Director of Operations,
Comment date
22 February 2012
I have gained a consolidated response from our organisation, which the following comments refer to:
•The NICE Collaborative care model paper 2009, recommends a structured care management plan in supporting people with long term conditions, whilst this a valid method, it is clear that in the current economic climate that there is no likelihood of achieving this within current mental health staffing levels.
•Whilst the document is based on long term people with MH far too little emphasis on Wellbeing and early intervention models in the recommendations to decision makers at national level, the Sandwell model illustrates that early intervention model is likely to prevent many falling into the long term MH category whilst experiencing other non related MH conditions described in the paper.
•It was found to be interesting that the link between improved support for emotional, behavioural mental health aspects of physical illness - this has been researched for years by Health and Clinical Psychologists and is not new.

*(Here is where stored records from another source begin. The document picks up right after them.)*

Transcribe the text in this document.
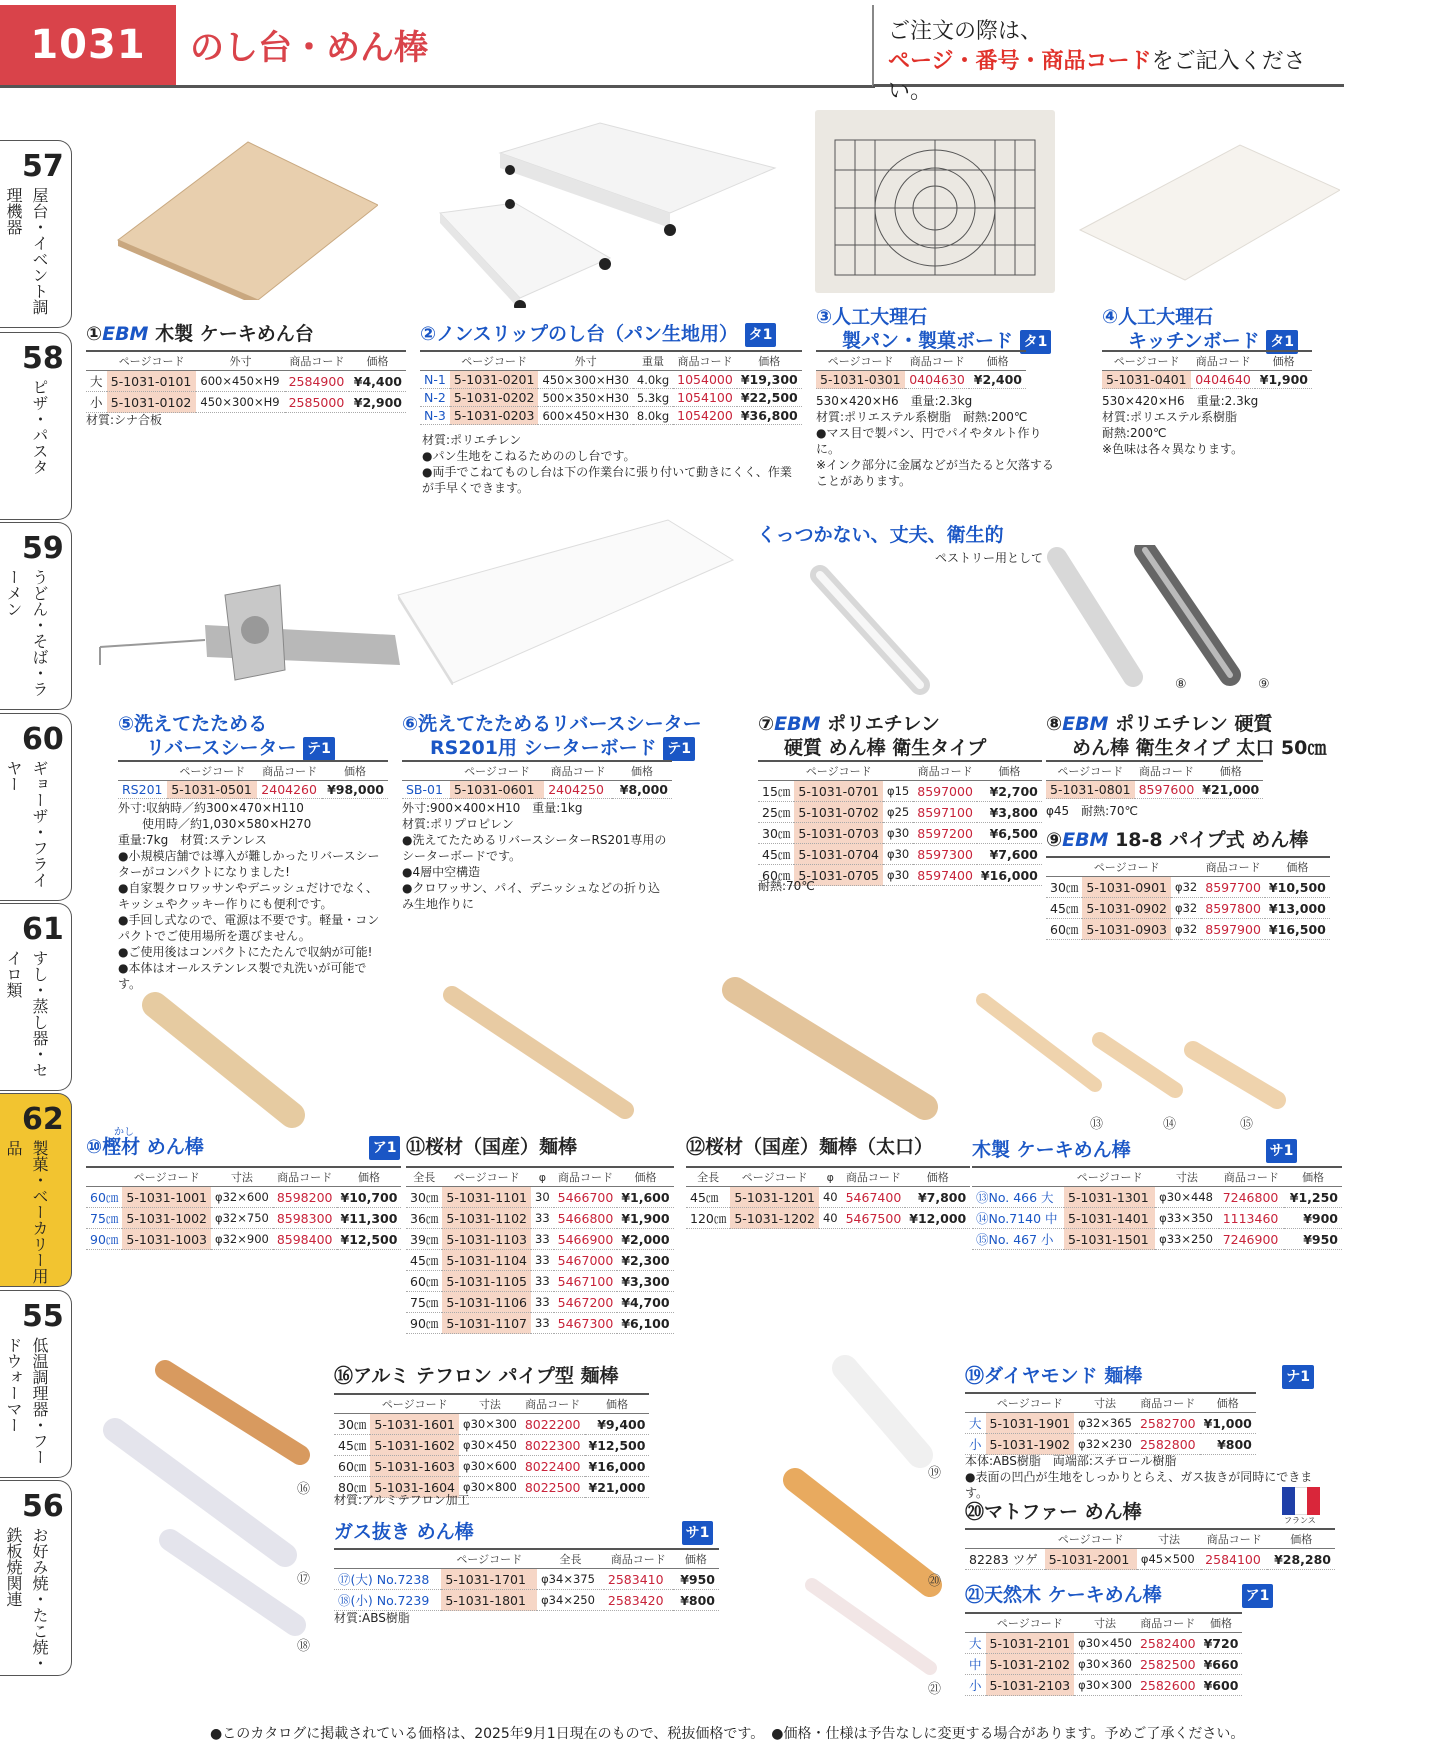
1031	のし台・めん棒	ご注文の際は、
ページ・番号・商品コードをご記入ください。
57
屋台・イベント調理機器
58
ピザ・パスタ
59
うどん・そば・ラーメン
60
ギョーザ・フライヤー
61
すし・蒸し器・セイロ類
62
製菓・ベーカリー用品
55
低温調理器・フードウォーマー
56
お好み焼・たこ焼・鉄板焼関連
①EBM 木製 ケーキめん台
	ページコード	外寸	商品コード	価格
大	5-1031-0101	600×450×H9	2584900	¥4,400
小	5-1031-0102	450×300×H9	2585000	¥2,900
材質:シナ合板
②ノンスリップのし台（パン生地用） タ1
	ページコード	外寸	重量	商品コード	価格
N-1	5-1031-0201	450×300×H30	4.0kg	1054000	¥19,300
N-2	5-1031-0202	500×350×H30	5.3kg	1054100	¥22,500
N-3	5-1031-0203	600×450×H30	8.0kg	1054200	¥36,800
材質:ポリエチレン
●パン生地をこねるためののし台です。
●両手でこねてものし台は下の作業台に張り付いて動きにくく、作業が手早くできます。
③人工大理石
製パン・製菓ボード タ1
ページコード	商品コード	価格
5-1031-0301	0404630	¥2,400
530×420×H6　重量:2.3kg
材質:ポリエステル系樹脂　耐熱:200℃
●マス目で製パン、円でパイやタルト作りに。
※インク部分に金属などが当たると欠落することがあります。
④人工大理石
キッチンボード タ1
ページコード	商品コード	価格
5-1031-0401	0404640	¥1,900
530×420×H6　重量:2.3kg
材質:ポリエステル系樹脂
耐熱:200℃
※色味は各々異なります。
⑤洗えてたためる
リバースシーター テ1
	ページコード	商品コード	価格
RS201	5-1031-0501	2404260	¥98,000
外寸:収納時／約300×470×H110
　　使用時／約1,030×580×H270
重量:7kg　材質:ステンレス
●小規模店舗では導入が難しかったリバースシーターがコンパクトになりました!
●自家製クロワッサンやデニッシュだけでなく、キッシュやクッキー作りにも便利です。
●手回し式なので、電源は不要です。軽量・コンパクトでご使用場所を選びません。
●ご使用後はコンパクトにたたんで収納が可能!
●本体はオールステンレス製で丸洗いが可能です。
⑥洗えてたためるリバースシーター
RS201用 シーターボード テ1
	ページコード	商品コード	価格
SB-01	5-1031-0601	2404250	¥8,000
外寸:900×400×H10　重量:1kg
材質:ポリプロピレン
●洗えてたためるリバースシーターRS201専用のシーターボードです。
●4層中空構造
●クロワッサン、パイ、デニッシュなどの折り込み生地作りに
くっつかない、丈夫、衛生的
ペストリー用として
⑧	⑨
⑦EBM ポリエチレン
硬質 めん棒 衛生タイプ
	ページコード		商品コード	価格
15㎝	5-1031-0701	φ15	8597000	¥2,700
25㎝	5-1031-0702	φ25	8597100	¥3,800
30㎝	5-1031-0703	φ30	8597200	¥6,500
45㎝	5-1031-0704	φ30	8597300	¥7,600
60㎝	5-1031-0705	φ30	8597400	¥16,000
耐熱:70℃
⑧EBM ポリエチレン 硬質
めん棒 衛生タイプ 太口 50㎝
ページコード	商品コード	価格
5-1031-0801	8597600	¥21,000
φ45　耐熱:70℃
⑨EBM 18-8 パイプ式 めん棒
	ページコード		商品コード	価格
30㎝	5-1031-0901	φ32	8597700	¥10,500
45㎝	5-1031-0902	φ32	8597800	¥13,000
60㎝	5-1031-0903	φ32	8597900	¥16,500
⑬	⑭	⑮
かし
⑩樫材 めん棒	ア1
	ページコード	寸法	商品コード	価格
60㎝	5-1031-1001	φ32×600	8598200	¥10,700
75㎝	5-1031-1002	φ32×750	8598300	¥11,300
90㎝	5-1031-1003	φ32×900	8598400	¥12,500
⑪桜材（国産）麺棒
全長	ページコード	φ	商品コード	価格
30㎝	5-1031-1101	30	5466700	¥1,600
36㎝	5-1031-1102	33	5466800	¥1,900
39㎝	5-1031-1103	33	5466900	¥2,000
45㎝	5-1031-1104	33	5467000	¥2,300
60㎝	5-1031-1105	33	5467100	¥3,300
75㎝	5-1031-1106	33	5467200	¥4,700
90㎝	5-1031-1107	33	5467300	¥6,100
⑫桜材（国産）麺棒（太口）
全長	ページコード	φ	商品コード	価格
45㎝	5-1031-1201	40	5467400	¥7,800
120㎝	5-1031-1202	40	5467500	¥12,000
木製 ケーキめん棒	サ1
	ページコード	寸法	商品コード	価格
⑬No. 466 大	5-1031-1301	φ30×448	7246800	¥1,250
⑭No.7140 中	5-1031-1401	φ33×350	1113460	¥900
⑮No. 467 小	5-1031-1501	φ33×250	7246900	¥950
⑯
⑰
⑱
⑯アルミ テフロン パイプ型 麺棒
	ページコード	寸法	商品コード	価格
30㎝	5-1031-1601	φ30×300	8022200	¥9,400
45㎝	5-1031-1602	φ30×450	8022300	¥12,500
60㎝	5-1031-1603	φ30×600	8022400	¥16,000
80㎝	5-1031-1604	φ30×800	8022500	¥21,000
材質:アルミテフロン加工
ガス抜き めん棒	サ1
	ページコード	全長	商品コード	価格
⑰(大) No.7238	5-1031-1701	φ34×375	2583410	¥950
⑱(小) No.7239	5-1031-1801	φ34×250	2583420	¥800
材質:ABS樹脂
⑲
⑳
㉑
⑲ダイヤモンド 麺棒	ナ1
	ページコード	寸法	商品コード	価格
大	5-1031-1901	φ32×365	2582700	¥1,000
小	5-1031-1902	φ32×230	2582800	¥800
本体:ABS樹脂　両端部:スチロール樹脂
●表面の凹凸が生地をしっかりとらえ、ガス抜きが同時にできます。
⑳マトファー めん棒	フランス
	ページコード	寸法	商品コード	価格
82283 ツゲ	5-1031-2001	φ45×500	2584100	¥28,280
㉑天然木 ケーキめん棒	ア1
	ページコード	寸法	商品コード	価格
大	5-1031-2101	φ30×450	2582400	¥720
中	5-1031-2102	φ30×360	2582500	¥660
小	5-1031-2103	φ30×300	2582600	¥600
●このカタログに掲載されている価格は、2025年9月1日現在のもので、税抜価格です。　●価格・仕様は予告なしに変更する場合があります。予めご了承ください。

It was assumed that the link being made here is that if barriers to integration are removed between mental health services and primary care of physical illness then cost savings can be made. This document is aimed at Clinical Commissioning Groups. E.g. the work on smoking cessation, which mcch is looking to promote in services and behavioural aspect links to mcch challenging behaviour strategy
•P.15 – mcch would all welcome a closer working relationship between mental health specialists and primary care. It is one of the issues that initially caused concerns when GP Commissioning was first debated. The examples are well thought out on pages 15, 16 and 17.
•A summary of this document would be good for our staff within the services to refer to.